Lessons Learned from Selling Three Businesses

A short time ago I closed on selling my third business. When I posted about it, many people asked for more details. 

While I can’t share terms or specifics regarding any of the transactions, as I’m bound by confidentiality clauses in the sale agreements, what I am sharing are lessons – many around mindset – that I’ve learned along the way.

(Quick background about me: I’ve founded three companies, all in the enterprise software space, two in California and one in Singapore. I’ve recently sold the last one. I also acquired one company, was involved in a few other acquisitions, participated in an industry roll-up, and coached many business owners through the process.)

If you are negotiating a large transaction, whether a merger, acquisition, or something else, this post should be valuable to you.

1. These things aren’t quick.

Transactions such as these aren’t sprints; they are marathons. Between agreeing on a price, due diligence, and negotiating the contract, you’re taking months at the very soonest. Set your expectations accordingly.

2. Time kills all deals.

Even though the process won’t be quick, ensure each step has a timeline and urgency. If not, you’ll lose momentum, and the deal may die.

I was going to sell a company to one buyer who was extremely slow getting back to me. What should have taken four to five months took a whole year. Just before we were going to sign, my company had their most profitable two months ever – by a long shot. I thought it would continue and so I pulled out of the deal.

(Then, the next month, we lost a whole load of money. True story.)

3. Know the other side’s motivation.

It’s important to know why they want to buy your company or why they want to sell theirs. Make sure you truly understand what’s important to them. Some want the best price, others want to ensure they are keeping the most employees (talent), and others want it for intellectual property. Knowing why will make negotiations go much quicker, and there’s more of a chance everyone walks away satisfied.

4. Know YOUR motivations.

Personally, while the end dollar amount is important, I also value speed and simplicity. And I have an emotional tie to my companies, employees, and products. I want them to all have a good home.

5. Know the other side’s personality.

Do the people or companies on the other side of the table have a track record of screwing people over or going to court? Some are very quick to get lawyers involved, and others hate to spend money on attorneys. Knowing their history and their tendencies should guide you on how specific and strict you need to be in the contract negotiations.

6. Get Creative.

In EVERY deal I’ve been in, there’s been creative thinking needed. Whether it’s payment structure, intellectual property issues, or one of the many contract clauses, what would initially seem like a big problem was solved by thinking outside the box.

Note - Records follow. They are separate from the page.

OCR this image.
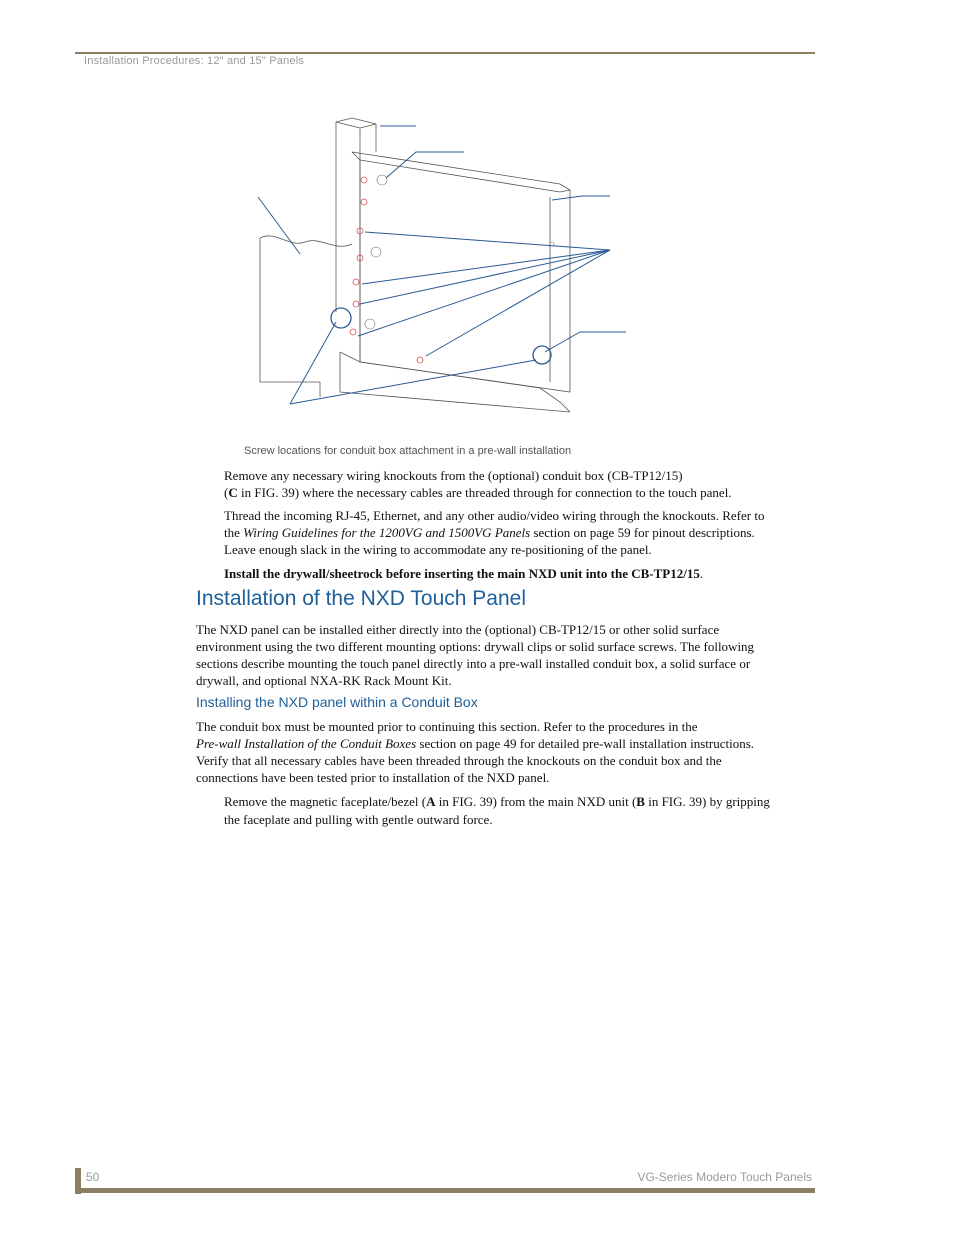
Installation Procedures: 12" and 15" Panels
Screw locations for conduit box attachment in a pre-wall installation

Remove any necessary wiring knockouts from the (optional) conduit box (CB-TP12/15)

(C in FIG. 39) where the necessary cables are threaded through for connection to the touch panel.

Thread the incoming RJ-45, Ethernet, and any other audio/video wiring through the knockouts. Refer to

the Wiring Guidelines for the 1200VG and 1500VG Panels section on page 59 for pinout descriptions.

Leave enough slack in the wiring to accommodate any re-positioning of the panel.

Install the drywall/sheetrock before inserting the main NXD unit into the CB-TP12/15.

Installation of the NXD Touch Panel

The NXD panel can be installed either directly into the (optional) CB-TP12/15 or other solid surface

environment using the two different mounting options: drywall clips or solid surface screws. The following

sections describe mounting the touch panel directly into a pre-wall installed conduit box, a solid surface or

drywall, and optional NXA-RK Rack Mount Kit.

Installing the NXD panel within a Conduit Box

The conduit box must be mounted prior to continuing this section. Refer to the procedures in the

Pre-wall Installation of the Conduit Boxes section on page 49 for detailed pre-wall installation instructions.

Verify that all necessary cables have been threaded through the knockouts on the conduit box and the

connections have been tested prior to installation of the NXD panel.

Remove the magnetic faceplate/bezel (A in FIG. 39) from the main NXD unit (B in FIG. 39) by gripping

the faceplate and pulling with gentle outward force.

50	VG-Series Modero Touch Panels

7. Prepare for the Curveball.

At least once in each deal, something unexpected happened, and they seemed like they would fall apart, often at the last minute. I even read somewhere that 50% of all deals fail after everything’s been negotiated already. Be ready for this to happen on your deal, and when it does, calm yourself and everyone else so you can “get creative” without being derailed by emotions.

8. Have Another Set of Eyes.

It’s a good practice to have someone from your end attend all the calls and meetings with you to catch things you may have missed, and you can run things by. Sometimes your attorney can fill this role if they have the business acumen. (Mine does, drop a note for an intro.)

9. Pick your Spots.

If you haven’t been through a process like this before, it will be overwhelming when you see the first draft of the contract. Go through it with your attorney or advisors, then figure out what’s important to you in the negotiation because if you try to negotiate each clause, you’ll be there forever.

10. Always want it to happen, just “not that much…”

A good friend of mine, Ron Harrell, told me that in a negotiation, he wants the deal to go through…to a point. The moment you “have” to have the deal close, you lose your leverage and your edge. Always keep in the back of your mind that it may not go through, and be OK with that.

11. It’s not done until the money is in the bank

My wife kept asking, “can we celebrate yet”? Even after the contracts were agreed upon, and later signed, I told her no. Not yet. When my bank account increased by the right amount, then yes, we could celebrate. Don’t stop running before the finish line; see it through until the very end.

I like negotiating these deals. They are complex and require a steady, sharp mind while communicating with other parties who have their own priorities. They are emotional, with a lot of ups and downs, though getting to the end is very rewarding. 

Hopefully, you’ve received a few tips on your next negotiation. 

(The pic is of me holding a million dollars in cash – not related to the sale, nor was my money, though a fun memory!)